Приближался приступ паники, я знал, потому что в детстве приступов было довольно много. Прошли годы, но признаки были налицо: тошнота, учащенное сердцебиение, ощущение, будто тебе жарко и холодно одновременно и черные точки перед глазами. Если я не смогу отдышаться, то окажусь в настоящем аду.
— Вчера я выпил немного твоей крови, а позавчера съел кусок мяса с твоего плеча. Извини за рану.
Боже.
— Бывает, — ответил я, удерживая внутри отвращение и страх.
— Изначально я хотел содрать с тебя всю кожу, но это гораздо труднее, чем снимать кожу с отдельных частей тела, и занимает слишком много времени.
Желудок скрутило в тугой узел.
— Конечно, у меня под рукой есть пентобарбитал и тиопентал, я бы ввел тебя в кому раньше, чем сделал что-либо подобное.
— Я это ценю.
— Знаешь, я думаю, лоразепам, который я тебе даю…
— А какое другое название лекарства?
— Ативан или Орфидал.
— Ативан, — повторил я. — Знакомое слово.
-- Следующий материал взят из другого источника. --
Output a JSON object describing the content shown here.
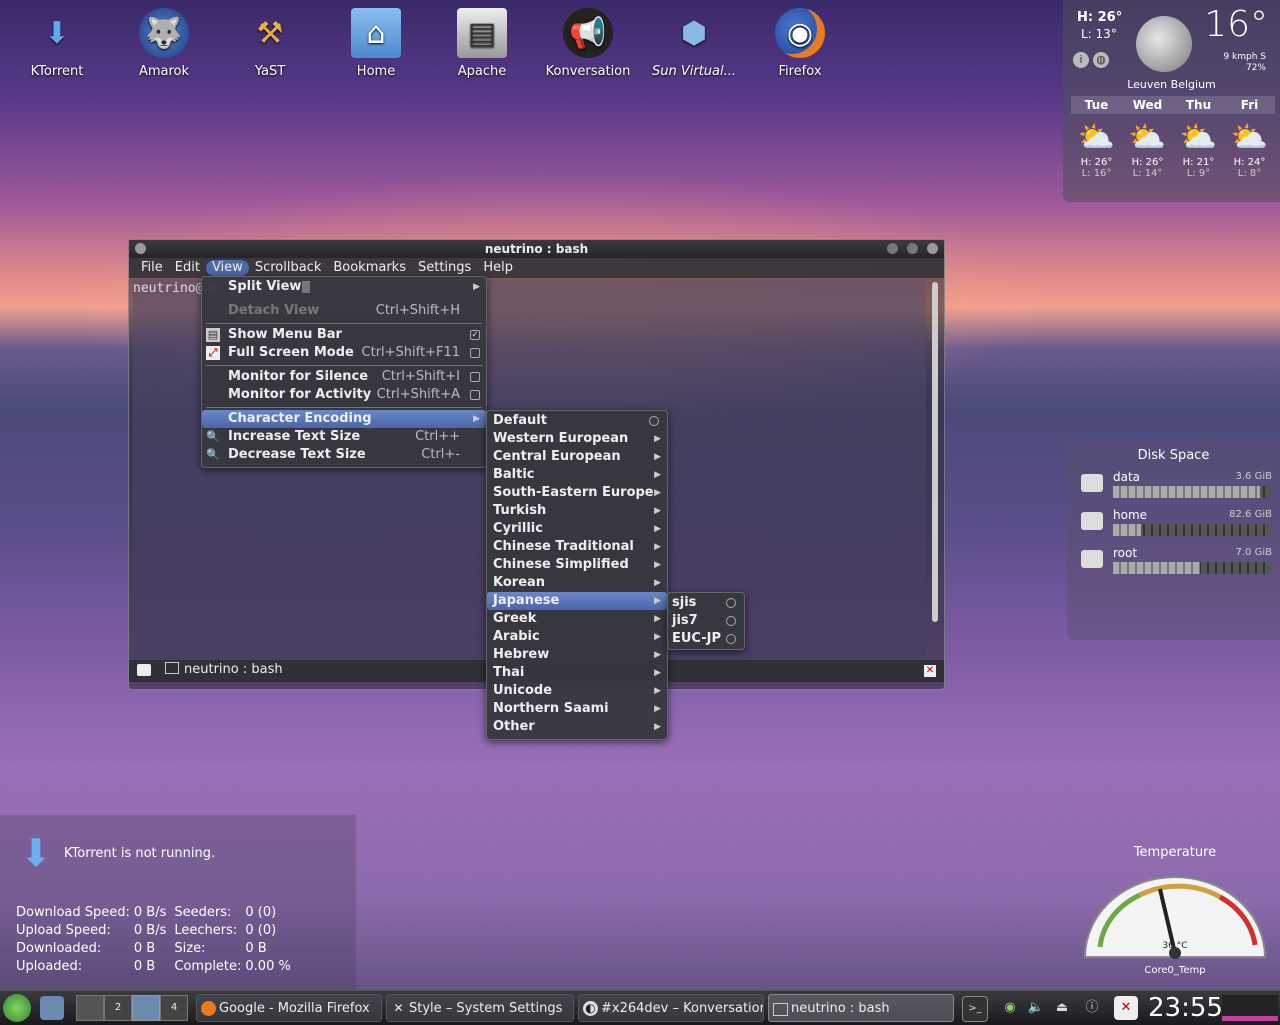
{
  "desktop_icons": [
    {
      "label": "KTorrent",
      "icon": "ktorrent-icon"
    },
    {
      "label": "Amarok",
      "icon": "amarok-icon"
    },
    {
      "label": "YaST",
      "icon": "yast-icon"
    },
    {
      "label": "Home",
      "icon": "home-folder-icon"
    },
    {
      "label": "Apache",
      "icon": "apache-icon"
    },
    {
      "label": "Konversation",
      "icon": "konversation-icon"
    },
    {
      "label": "Sun Virtual...",
      "icon": "virtualbox-icon"
    },
    {
      "label": "Firefox",
      "icon": "firefox-icon"
    }
  ],
  "weather": {
    "high": "H: 26°",
    "low": "L: 13°",
    "current_temp": "16°",
    "wind": "9 kmph S",
    "humidity": "72%",
    "location": "Leuven Belgium",
    "forecast": [
      {
        "day": "Tue",
        "high": "H: 26°",
        "low": "L: 16°"
      },
      {
        "day": "Wed",
        "high": "H: 26°",
        "low": "L: 14°"
      },
      {
        "day": "Thu",
        "high": "H: 21°",
        "low": "L: 9°"
      },
      {
        "day": "Fri",
        "high": "H: 24°",
        "low": "L: 8°"
      }
    ]
  },
  "disk_space": {
    "title": "Disk Space",
    "drives": [
      {
        "name": "data",
        "size": "3.6 GiB",
        "used_fraction": 0.93
      },
      {
        "name": "home",
        "size": "82.6 GiB",
        "used_fraction": 0.18
      },
      {
        "name": "root",
        "size": "7.0 GiB",
        "used_fraction": 0.55
      }
    ]
  },
  "temperature": {
    "title": "Temperature",
    "value": "36 °C",
    "sensor": "Core0_Temp"
  },
  "ktorrent": {
    "message": "KTorrent is not running.",
    "rows": [
      [
        "Download Speed:",
        "0 B/s",
        "Seeders:",
        "0 (0)"
      ],
      [
        "Upload Speed:",
        "0 B/s",
        "Leechers:",
        "0 (0)"
      ],
      [
        "Downloaded:",
        "0 B",
        "Size:",
        "0 B"
      ],
      [
        "Uploaded:",
        "0 B",
        "Complete:",
        "0.00 %"
      ]
    ]
  },
  "konsole": {
    "title": "neutrino : bash",
    "menubar": [
      "File",
      "Edit",
      "View",
      "Scrollback",
      "Bookmarks",
      "Settings",
      "Help"
    ],
    "prompt": "neutrino@ne",
    "tab_label": "neutrino : bash"
  },
  "view_menu": [
    {
      "label": "Split View",
      "shortcut": "",
      "submenu": true
    },
    {
      "label": "Detach View",
      "shortcut": "Ctrl+Shift+H",
      "disabled": true
    },
    {
      "label": "Show Menu Bar",
      "shortcut": "",
      "checked": true
    },
    {
      "label": "Full Screen Mode",
      "shortcut": "Ctrl+Shift+F11"
    },
    {
      "label": "Monitor for Silence",
      "shortcut": "Ctrl+Shift+I"
    },
    {
      "label": "Monitor for Activity",
      "shortcut": "Ctrl+Shift+A"
    },
    {
      "label": "Character Encoding",
      "shortcut": "",
      "submenu": true
    },
    {
      "label": "Increase Text Size",
      "shortcut": "Ctrl++"
    },
    {
      "label": "Decrease Text Size",
      "shortcut": "Ctrl+-"
    }
  ],
  "encoding_menu": [
    "Default",
    "Western European",
    "Central European",
    "Baltic",
    "South-Eastern Europe",
    "Turkish",
    "Cyrillic",
    "Chinese Traditional",
    "Chinese Simplified",
    "Korean",
    "Japanese",
    "Greek",
    "Arabic",
    "Hebrew",
    "Thai",
    "Unicode",
    "Northern Saami",
    "Other"
  ],
  "japanese_menu": [
    "sjis",
    "jis7",
    "EUC-JP"
  ],
  "taskbar": {
    "pager": [
      "2",
      "4"
    ],
    "tasks": [
      {
        "label": "Google - Mozilla Firefox",
        "icon": "firefox-icon"
      },
      {
        "label": "Style – System Settings",
        "icon": "settings-icon"
      },
      {
        "label": "#x264dev – Konversation",
        "icon": "konversation-icon"
      },
      {
        "label": "neutrino : bash",
        "icon": "terminal-icon",
        "active": true
      }
    ],
    "clock": "23:55"
  }
}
— Что ж, думаю, я даю тебе слишком много. Ты слишком спокоен. Совсем не боишься?
— Я смирился, — солгал я.
Если бы я увидел хоть малейший шанс выбраться, то воспользовался им без раздумий. Проблема была в том, что после избиения и кучи успокоительного я не чувствовал свое тело и не был уверен, что смогу выбраться.
— Так не годится. Я хочу слышать, как кое-кто умоляет.
— Теперь я буду умолять, — сказал я Хартли, когда он выпрямился и склонился надо мной. Я почувствовал его губы между лопатками. — Прошу, не избавляйся от моего тела, когда закончишь. Оставь хоть что-то, чтобы его кто-нибудь нашел.
— Конечно, — заверил он меня, обвил ладонями шею и сдавил.
Я держался за остатки сознания так долго, как только мог.